Farming Smarter: Investing in our future suggests that a new bank, complementary to the British Business Bank, the newly established National Infrastructure Bank, the Scottish Investment Bank and Development Bank of Wales, could be game-changing in terms of encouraging rapid change and meeting UK climate goals.

What could a transition to agroecology mean for UK nations?

Agriculture and land use change account for almost a quarter of global emissions and are among the biggest drivers of biodiversity loss. These bleak statistics could be reversed by a transition to agroecology which would:

  • help avoid increasing global warming beyond 1.5C above pre-industrial levels
  • contribute to the UK becoming carbon net zero by 2050 (reducing greenhouse gas emissions from agriculture by at least 38% with potential to offset 60%+*)
  • enable UK countries to grow more of their own food (thus improving food security)
  • create a sector filled with knowledge intensive jobs among many other benefits.
How can an Agroecology Development Bank support this?

Farming Smarter: Investing in our future considers how public and private finance can be unlocked to meet the challenge of an agroecological transition. The report sets out prospective arrangements for an Agroecology Development Bank to overcome the barriers some farmers face in accessing funding and some of the issues particular to this moment in time. It proposes that, in addition to being the primary institution for innovative financial products tailored to support a rapid transition to agroecology, the bank would have the remit to generate, curate and share knowledge on agroecology, in particular outcome measurement and verification in order to underpin finance – and to contribute to government’s environmental objectives.

Has the UK established a financial institution like this before?

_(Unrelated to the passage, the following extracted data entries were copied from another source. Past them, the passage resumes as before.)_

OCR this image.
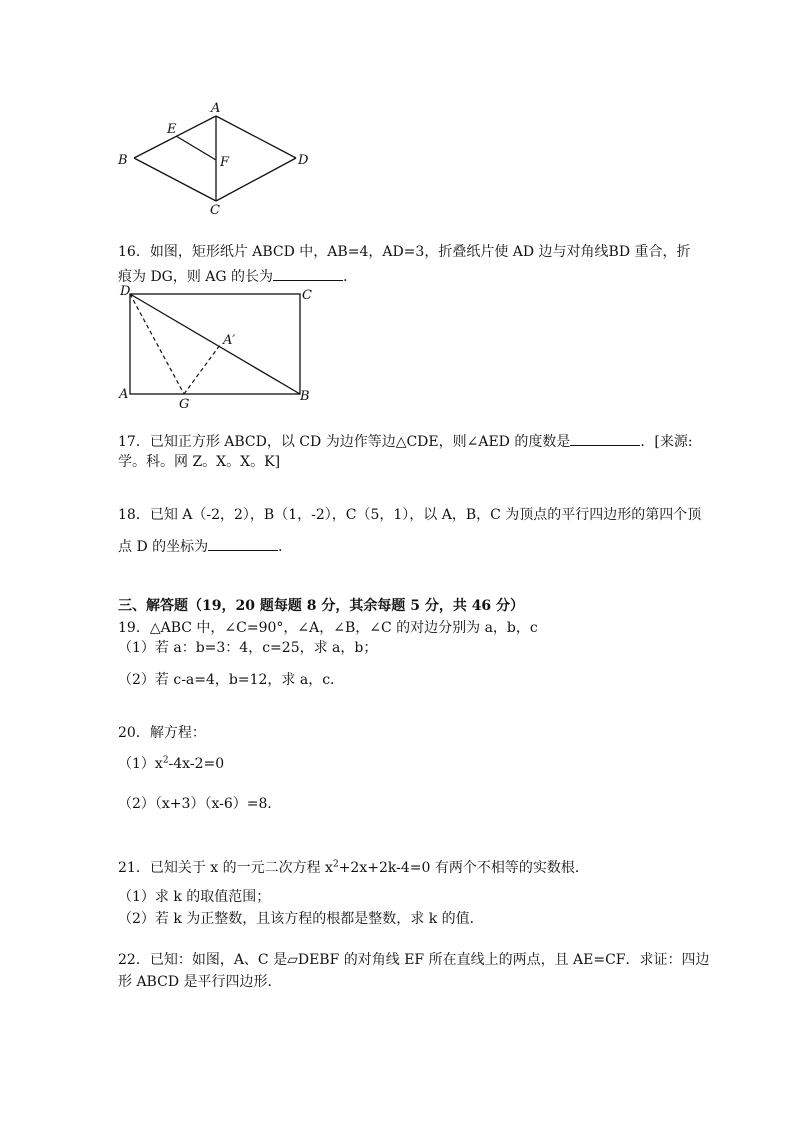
A
E
B	F	D
C
16．如图，矩形纸片 ABCD 中，AB=4，AD=3，折叠纸片使 AD 边与对角线BD 重合，折
痕为 DG，则 AG 的长为	．
D	C
A′
A
G
B
17．已知正方形 ABCD，以 CD 为边作等边△CDE，则∠AED 的度数是	．[来源:
学。科。网 Z。X。X。K]
18．已知 A（-2，2），B（1，-2），C（5，1），以 A，B，C 为顶点的平行四边形的第四个顶
点 D 的坐标为	．
三、解答题（19，20 题每题 8 分，其余每题 5 分，共 46 分）
19．△ABC 中，∠C=90°，∠A，∠B，∠C 的对边分别为 a，b，c
（1）若 a：b=3：4，c=25，求 a，b；
（2）若 c-a=4，b=12，求 a，c．
20．解方程：
$(1)x^2-4x-2=0$
（2）（x+3）（x-6）=8．
21．已知关于 x 的一元二次方程 $x^2+2x+2k-4=0$ 有两个不相等的实数根．
（1）求 k 的取值范围；
（2）若 k 为正整数，且该方程的根都是整数，求 k 的值．
22．已知：如图，A、C 是▱DEBF 的对角线 EF 所在直线上的两点，且 AE=CF．求证：四边
形 ABCD 是平行四边形．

The report draws comparisons between the investment made in offshore wind farms pointing out that – like agroecology – offshore wind was economically viable but was an early-stage technology with minimal financial track record or historical performance data. The Green Investment Bank acted as a centre of expertise, crowding private sector finance to support profitable but unproven projects. The barriers were similar (skilling up staff, developing technical expertise, collating data and evaluating risk) and broader than just a question of availability of capital at the right price.

Unlike wind farms, agroecology has multiple yields and impacts, extending beyond food products to timber and textiles, and across environmental outcomes from carbon sequestration to biodiversity restoration. All of this adds weight to an argument for an institution capable of managing the complexity of the opportunity agroecology offers the UK.